As a kid I’d resolutely ignored all the Native American history that had been offered up, but in the past year I’d begun paying attention to the histories of those people whose shamanic heritage I was drawing on. I’d mostly read about the Cherokee, but the Iroquois had put together maybe the fiercest, largest armies against European settlers and, inevitably, against other Native tribes as they were all forced out of their original lands. They’d eventually turned on the members of their own league of nations. It had not been a good time.
“How can you tell?”
“I’m pretty sure we’re in the Ohio River Valley. Probably in Kentucky.” A wry smile pulled at my mouth as Morrison turned an astonished expression on me. “I spent most of my childhood driving around America, Morrison. I know where things are. We headed north, maybe a little northwest. You pretty t. utimuch have to run into the Ohio River if you go far enough that direction, and there’s a big damned river out there. The details have changed, but it’s not like there’s a volcano waiting to go off nearby and change the whole face of the countryside.”
Morrison shrugged his eyebrows, faintly impressed. “What are the Iroquois doing down here, then? I thought they were from the Northeast.”
“They were, but they moved south and west when the settlers came.

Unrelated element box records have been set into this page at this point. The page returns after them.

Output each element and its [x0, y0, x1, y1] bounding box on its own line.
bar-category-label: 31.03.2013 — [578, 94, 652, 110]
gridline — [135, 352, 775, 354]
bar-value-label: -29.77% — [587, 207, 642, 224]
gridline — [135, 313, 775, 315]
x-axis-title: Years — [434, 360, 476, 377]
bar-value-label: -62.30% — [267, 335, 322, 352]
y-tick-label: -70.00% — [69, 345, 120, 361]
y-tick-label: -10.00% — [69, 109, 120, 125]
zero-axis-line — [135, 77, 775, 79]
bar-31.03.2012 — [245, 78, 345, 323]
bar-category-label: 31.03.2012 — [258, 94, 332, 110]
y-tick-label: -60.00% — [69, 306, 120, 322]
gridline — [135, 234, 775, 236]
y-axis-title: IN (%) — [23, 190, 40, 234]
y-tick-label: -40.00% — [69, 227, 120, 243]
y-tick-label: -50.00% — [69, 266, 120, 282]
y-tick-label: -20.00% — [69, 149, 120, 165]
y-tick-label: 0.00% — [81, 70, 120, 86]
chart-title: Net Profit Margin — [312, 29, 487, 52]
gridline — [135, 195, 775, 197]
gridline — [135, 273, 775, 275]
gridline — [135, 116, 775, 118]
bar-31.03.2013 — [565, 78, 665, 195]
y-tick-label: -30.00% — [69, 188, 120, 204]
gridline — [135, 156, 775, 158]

There was a huge war that got smeared all over the countryside as resources got scarcer. Mostly beaver pelts, I think.” I wished I’d studied it more, but nobody had warned me I’d be in need of real-life application of the knowledge. “Besides, even if I’m wrong about when, the what is pretty obvious. Wholesale slaughter, captivity and death. And it’s all being dumped into Aidan, who’s going to bring all that misery back to our time once everybody here is dead.”
“What are we going to do?”
“We’re going to go in and get him before that happens. There’s a little tiny bit of good news out there. You see those flashes?” I pointed down, then glanced at Morrison again, making sure the Sight was still working in him.
It was. His blue eyes were gold, utterly unearthly with his silver hair. Oblivious to my shiver, he looked where I was pointing and nodded.
“That’s white magic.” I winced. “Life magic. Positive magic. Not magic performed by white guys. You know what I mean.” Morrison nodded and I fumbled on. “Basically it means there’s someone down there doing what they can to stop this. Iroquois or Huron shamans, maybe. Someone who hasn’t been corrupted or captured yet, anyway. We’re not going for Aidan right away. We’re going to go see if we can team up with whoever’s on our side, and maybe together we’ll have a better chance at stopping this.”